It is common for search marketers to become so consumed with Google that they often forget about another reliable traffic source in Bing. While Bing and Yahoo combine for roughly 25 percent of search traffic, perhaps that index warrants closer attention. Let's look inside the Bing Webmaster Tools area and see if we can't improve our chances of appearing in some competitive searches.
A pretty straightforward process is required to claim a site in Bing Webmaster Tools. Bing provides two options to do so - via an XML file or by copying and pasting a meta tag. Once you have decided which option and completed that process, simply select the Verify file.
Once a site has been verified, data will start to show after a few days. Based on my experience, that actually takes between 12 and 72 hours for newly added sites.
When Bing is able to show site status and the recent trends of a site's activity within Bing, from the dashboard information on the pages crawled, the pages indexed and data on impressions and clicks will be available from the dashboard.
Bing's Crawl Summary provides up to six months of crawl data enabling webmasters to identify any problems that were encountered during Bing's crawl of the website submitted and verified.
This section of Bing Webmaster Tools also enables SEOs and webmasters the ability to indicate to Bing which query parameters can be ignored by the crawler. Preventing duplicate content from appearing, and directing that a page's index value will not be split between several URL variations is certainly an SEO best practice and one that should definitely be used if your site uses query parameters.
Information provided by Bing also includes details about errors, redirects, malware and exclusions detection during the most recent crawl of the site. Much like Google Webmaster Central, SEOs and webmasters are able to add a sitemap and indicate to Bing how the site submitted and verified is structured. Should you have a large website (lots of pages), then submitting one or many sitemaps will help Bing find sites it was unable to locate.
Once everything is successfully crawled and indexed, Bing provides users of the system the ability to see how the site is performing. Using the Index Explorer, users are able to see how many pages are within the index, filtering by HTTP codes, crawl date ranges, discovery ranges, what, if anything, was designated as malware, and what, if anything, was excluded by the robots.txt file.
Bing also provides the ability within Webmaster Tools to submit URLs that are not in the index (a day and month limit of 10 and 50, respectively, is currently in place. Users of the system can also block (and of course unblock) indexed URLs from appearing in the search results - the ability to block the URL and the cache, or just the cache, is also available and should also be noted. Finally, Bing offers up a way to track the inbound link counts to a site and for individual pages within the site.
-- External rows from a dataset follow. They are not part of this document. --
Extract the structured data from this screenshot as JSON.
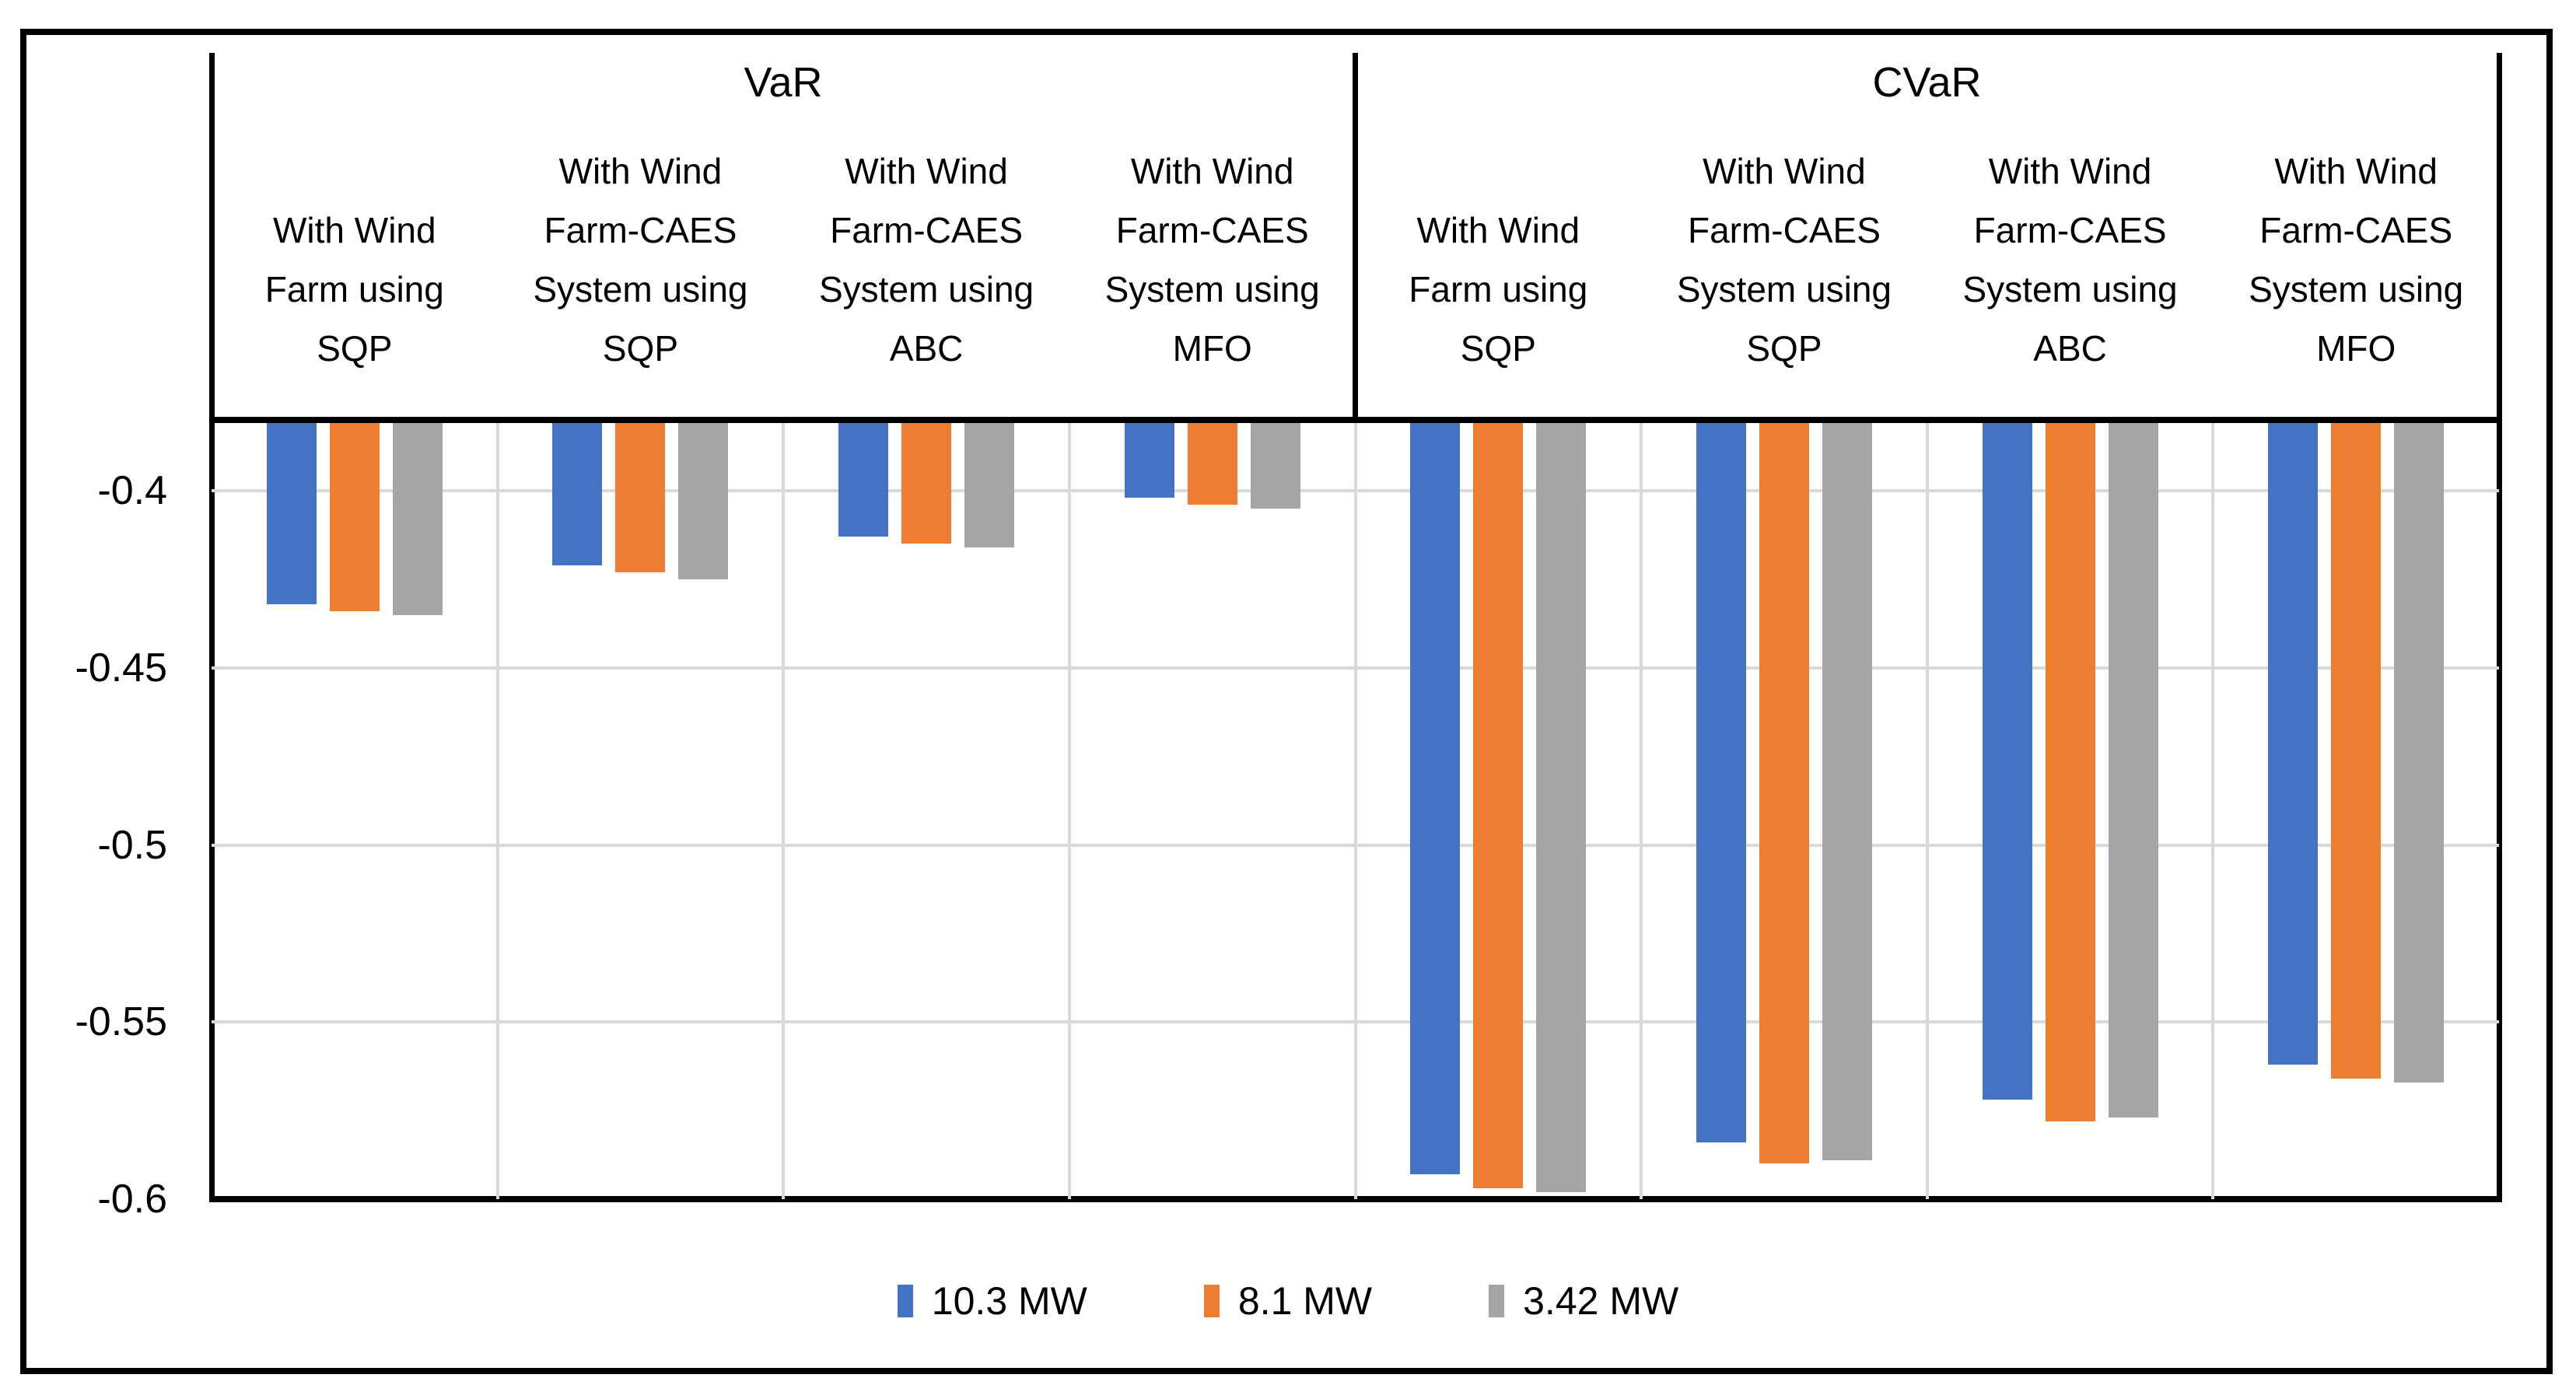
{
  "chart_data": {
    "type": "bar",
    "title": "",
    "sections": [
      {
        "label": "VaR",
        "categories": [
          {
            "label": "With Wind Farm using SQP",
            "lines": [
              "With Wind",
              "Farm using",
              "SQP"
            ]
          },
          {
            "label": "With Wind Farm-CAES System using SQP",
            "lines": [
              "With Wind",
              "Farm-CAES",
              "System using",
              "SQP"
            ]
          },
          {
            "label": "With Wind Farm-CAES System using ABC",
            "lines": [
              "With Wind",
              "Farm-CAES",
              "System using",
              "ABC"
            ]
          },
          {
            "label": "With Wind Farm-CAES System using MFO",
            "lines": [
              "With Wind",
              "Farm-CAES",
              "System using",
              "MFO"
            ]
          }
        ]
      },
      {
        "label": "CVaR",
        "categories": [
          {
            "label": "With Wind Farm using SQP",
            "lines": [
              "With Wind",
              "Farm using",
              "SQP"
            ]
          },
          {
            "label": "With Wind Farm-CAES System using SQP",
            "lines": [
              "With Wind",
              "Farm-CAES",
              "System using",
              "SQP"
            ]
          },
          {
            "label": "With Wind Farm-CAES System using ABC",
            "lines": [
              "With Wind",
              "Farm-CAES",
              "System using",
              "ABC"
            ]
          },
          {
            "label": "With Wind Farm-CAES System using MFO",
            "lines": [
              "With Wind",
              "Farm-CAES",
              "System using",
              "MFO"
            ]
          }
        ]
      }
    ],
    "categories": [
      "VaR - With Wind Farm using SQP",
      "VaR - With Wind Farm-CAES System using SQP",
      "VaR - With Wind Farm-CAES System using ABC",
      "VaR - With Wind Farm-CAES System using MFO",
      "CVaR - With Wind Farm using SQP",
      "CVaR - With Wind Farm-CAES System using SQP",
      "CVaR - With Wind Farm-CAES System using ABC",
      "CVaR - With Wind Farm-CAES System using MFO"
    ],
    "series": [
      {
        "name": "10.3 MW",
        "color": "#4472C4",
        "values": [
          -0.432,
          -0.421,
          -0.413,
          -0.402,
          -0.593,
          -0.584,
          -0.572,
          -0.562
        ]
      },
      {
        "name": "8.1 MW",
        "color": "#ED7D31",
        "values": [
          -0.434,
          -0.423,
          -0.415,
          -0.404,
          -0.597,
          -0.59,
          -0.578,
          -0.566
        ]
      },
      {
        "name": "3.42 MW",
        "color": "#A5A5A5",
        "values": [
          -0.435,
          -0.425,
          -0.416,
          -0.405,
          -0.598,
          -0.589,
          -0.577,
          -0.567
        ]
      }
    ],
    "y_axis": {
      "min": -0.6,
      "max": -0.38,
      "tick_values": [
        -0.4,
        -0.45,
        -0.5,
        -0.55,
        -0.6
      ],
      "tick_labels": [
        "-0.4",
        "-0.45",
        "-0.5",
        "-0.55",
        "-0.6"
      ]
    },
    "xlabel": "",
    "ylabel": "",
    "grid": true,
    "gridline_color": "#D9D9D9",
    "axis_color": "#000000",
    "text_color": "#000000",
    "legend": {
      "position": "bottom"
    }
  }
}
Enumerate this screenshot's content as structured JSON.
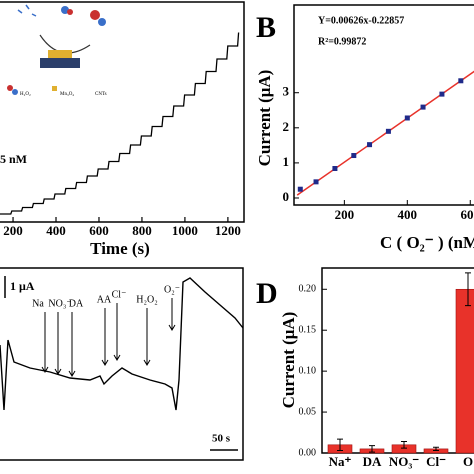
{
  "chart_data": [
    {
      "type": "staircase",
      "x_label": "Time (s)",
      "annotation": "5 nM",
      "inset_labels": [
        "H₂O₂",
        "Mn₃O₄",
        "CNTs"
      ],
      "xlim": [
        130,
        1275
      ],
      "xticks": [
        200,
        400,
        600,
        800,
        1000,
        1200
      ]
    },
    {
      "type": "scatter",
      "panel_label": "B",
      "equation": "Y=0.00626x-0.22857",
      "r2": "R²=0.99872",
      "x_label": "C ( O₂⁻ ) (nM",
      "y_label": "Current (μA)",
      "xlim": [
        40,
        650
      ],
      "xticks": [
        200,
        400,
        600
      ],
      "ylim": [
        -0.2,
        5.5
      ],
      "yticks": [
        0,
        1,
        2,
        3
      ],
      "x": [
        60,
        110,
        170,
        230,
        280,
        340,
        400,
        450,
        510,
        570
      ],
      "values": [
        0.25,
        0.46,
        0.84,
        1.21,
        1.52,
        1.9,
        2.28,
        2.59,
        2.96,
        3.34
      ],
      "color": "#1f2a8a",
      "line_color": "#e8322a",
      "fit_line": {
        "x": [
          50,
          640
        ],
        "values": [
          0.08,
          3.78
        ]
      }
    },
    {
      "type": "trace",
      "annotations": [
        "Na",
        "NO₃⁻",
        "DA",
        "AA",
        "Cl⁻",
        "H₂O₂",
        "O₂⁻"
      ],
      "scale_y": "1 μA",
      "scale_x": "50 s"
    },
    {
      "type": "bar",
      "panel_label": "D",
      "y_label": "Current (μA)",
      "categories": [
        "Na⁺",
        "DA",
        "NO₃⁻",
        "Cl⁻",
        "O"
      ],
      "values": [
        0.01,
        0.005,
        0.01,
        0.005,
        0.2
      ],
      "errors": [
        0.007,
        0.004,
        0.004,
        0.002,
        0.02
      ],
      "ylim": [
        0,
        0.226
      ],
      "yticks": [
        {
          "value": 0,
          "label": "0.00"
        },
        {
          "value": 0.05,
          "label": "0.05"
        },
        {
          "value": 0.1,
          "label": "0.10"
        },
        {
          "value": 0.15,
          "label": "0.15"
        },
        {
          "value": 0.2,
          "label": "0.20"
        }
      ],
      "color": "#e8322a"
    }
  ]
}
The Traffic summary option will be the most interesting to many. Once all the right pages are indexed and we have successfully removed all the barries to a successful crawl, we can start reviewing traffic data and analyzing search query performance. Two reports are available - the impressions and clicks report and the queries report, which should not indicate just the impressions and clicks per query, but the click-through rate, the average impression position and the average click position.
How does Bing Webmaster Tools compare to Google Webmaster Central? All in all, pretty well. While there is some room for improvement, for the amount of traffic that an average site can expect from Bing, setting up a site properly and correcting any problems Bing finds will increase the likelihood of receiving more exposure and activity within that index.